As reported by the Athens Banner-Herald, the open-air press box, built in 1967 when a second deck was added to the stadium, is closing Saturday night, after the Bulldogs host Ole Miss in a battle of two top-10 teams.
“It’s a little bit dated, but the view is fantastic,” said ESPN reporter Mark Schlabach, who figures he’s covered more than 100 Georgia home games starting in 1993 including as a writer for The Red & Black, The Atlanta Journal-Constitution and The Washington Post, as reported by Marc Weiszer of the Banner-Herald. “I prefer open air press boxes so you can hear the crowd and feel the excitement.”
A new multilevel press box will be constructed in the southwest corner of the stadium as part of the $68.5 million two-phase renovation of Sanford Stadium.
Designed by HOK, the new press box will be ready in time for the 2024 season. It will replace a press box at midfield that has 143 seats with countertops and offers some of the best views of the game, particularly those between the 40-yard lines. A third row was added to the current press box in the early 1980s.
A TV booth was added in the 1990s and 26 additional theater-style seats, upgraded countertops and floor heaters for cold weather games were added in 1999 when the press box was named for longtime SID and tennis coach Dan Magill. The current press box has also seen upgrades to its bathrooms.
Replacing the current space with a new corner press box continues a trend, according to Weiszer. Auburn’s relocated press box is in a corner of Jordan-Hare Stadium overlooking an end zone. So are the press boxes at SoFi Stadium in Inglewood, Calif., where the national championship game was played in January, and Atlanta's Mercedes-Benz Stadium in Atlanta, where the SEC championship game is held.
What Georgia is doing in relocating the press box “is today’s norm of what all new construction is moving towards,” said Tanner Stines, the school’s associate athletic director for facilities and capital projects.
Dennis Dodd, a former Football Writers Association of America president, said press boxes at midfield “are going away. Every rendering I’ve seen of a new stadium or stadium renovation is putting the press box in the corner because those seats are too valuable. That’s not what we like, but I certainly get it.”
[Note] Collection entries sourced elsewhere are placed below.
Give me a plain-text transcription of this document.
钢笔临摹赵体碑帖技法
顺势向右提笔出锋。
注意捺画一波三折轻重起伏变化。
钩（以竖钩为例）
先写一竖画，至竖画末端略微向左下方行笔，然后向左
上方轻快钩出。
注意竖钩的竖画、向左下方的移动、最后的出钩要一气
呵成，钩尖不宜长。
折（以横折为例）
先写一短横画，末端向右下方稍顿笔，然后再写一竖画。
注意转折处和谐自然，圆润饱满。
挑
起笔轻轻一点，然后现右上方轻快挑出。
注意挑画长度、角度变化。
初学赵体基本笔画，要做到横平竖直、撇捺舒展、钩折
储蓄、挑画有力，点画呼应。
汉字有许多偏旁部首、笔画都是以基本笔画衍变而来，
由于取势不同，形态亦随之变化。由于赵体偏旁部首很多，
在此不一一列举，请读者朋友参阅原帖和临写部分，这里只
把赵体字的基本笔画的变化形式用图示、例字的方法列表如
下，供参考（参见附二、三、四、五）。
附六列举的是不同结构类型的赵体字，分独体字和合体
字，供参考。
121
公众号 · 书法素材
Georgia's current press box located on the 200 level will become the 1929 Club — the year the stadium opened — offering views from the South side similar to the Champions Club on the North side of the stadium with exterior seating.
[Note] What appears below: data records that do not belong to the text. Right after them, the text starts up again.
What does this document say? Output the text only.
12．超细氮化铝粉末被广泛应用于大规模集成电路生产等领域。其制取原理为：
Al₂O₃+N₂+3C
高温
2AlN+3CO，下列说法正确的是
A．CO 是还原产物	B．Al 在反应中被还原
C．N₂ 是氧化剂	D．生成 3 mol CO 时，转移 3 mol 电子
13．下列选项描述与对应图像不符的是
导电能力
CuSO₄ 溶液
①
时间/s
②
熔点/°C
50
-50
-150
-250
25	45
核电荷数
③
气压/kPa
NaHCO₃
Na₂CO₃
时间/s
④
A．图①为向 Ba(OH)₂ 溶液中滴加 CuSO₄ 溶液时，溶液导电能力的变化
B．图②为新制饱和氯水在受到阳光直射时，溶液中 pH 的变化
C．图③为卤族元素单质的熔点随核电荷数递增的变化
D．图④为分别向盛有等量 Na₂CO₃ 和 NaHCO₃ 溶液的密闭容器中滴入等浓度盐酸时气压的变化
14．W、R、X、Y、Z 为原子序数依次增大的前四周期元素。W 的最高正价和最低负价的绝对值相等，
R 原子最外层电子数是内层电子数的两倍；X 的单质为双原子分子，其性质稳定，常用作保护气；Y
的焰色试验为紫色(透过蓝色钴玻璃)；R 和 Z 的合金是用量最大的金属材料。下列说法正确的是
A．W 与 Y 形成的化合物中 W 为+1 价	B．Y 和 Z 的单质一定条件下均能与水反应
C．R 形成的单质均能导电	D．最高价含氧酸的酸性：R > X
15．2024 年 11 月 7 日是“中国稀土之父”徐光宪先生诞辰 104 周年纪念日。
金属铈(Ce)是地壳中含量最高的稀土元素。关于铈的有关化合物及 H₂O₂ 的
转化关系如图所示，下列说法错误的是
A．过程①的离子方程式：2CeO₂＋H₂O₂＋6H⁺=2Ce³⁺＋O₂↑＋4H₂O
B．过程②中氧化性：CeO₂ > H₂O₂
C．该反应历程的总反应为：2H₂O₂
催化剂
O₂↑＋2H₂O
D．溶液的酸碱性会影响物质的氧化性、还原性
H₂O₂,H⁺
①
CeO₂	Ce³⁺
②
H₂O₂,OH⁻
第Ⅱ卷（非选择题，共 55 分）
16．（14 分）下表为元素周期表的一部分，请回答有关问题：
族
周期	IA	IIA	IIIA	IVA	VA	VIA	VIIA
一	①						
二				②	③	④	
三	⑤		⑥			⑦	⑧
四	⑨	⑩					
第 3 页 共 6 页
The spots will go well-heeled donors, likely Silver Circle members who have given $1 million in lifetime contributions, Stines said.
“We have so many donors who supported us, especially the last few years, that we need more premium areas to offer them,” UGA athletic director Josh Brooks said. “It’s always a challenge to create more premium spaces.”
The TV network broadcast booths and the home and visiting coaches boxes will remain at the current location but will be rebuilt.
The new two-level enclosed press box will be built on Levels 4 and 5 next to what’s currently the South suites. The view will be at about the goal line to the 5-yard line but the aim is to minimize restrictive sight lines from that vantage point, Stines said. A bank of screens will be placed all the way across the press box’s glass windows to include the scoreboard, the TV broadcast and other games. A bistro style dining area will be included with two and four-person top tables.
The top level will be for writers, and a level below will offer more seating for media, booths for the Georgia Bulldog Radio Network and other radio booths, as well as the clock operator and replay booth. The lower level will feature six premium suites for fans.
The current press box still has copper wiring and analog phone systems and the new press box will run on fiber optic cable. Georgia consulted ESPN to make sure the rebuilt broadcast space will have the latest technologies needed, Weiszer reported.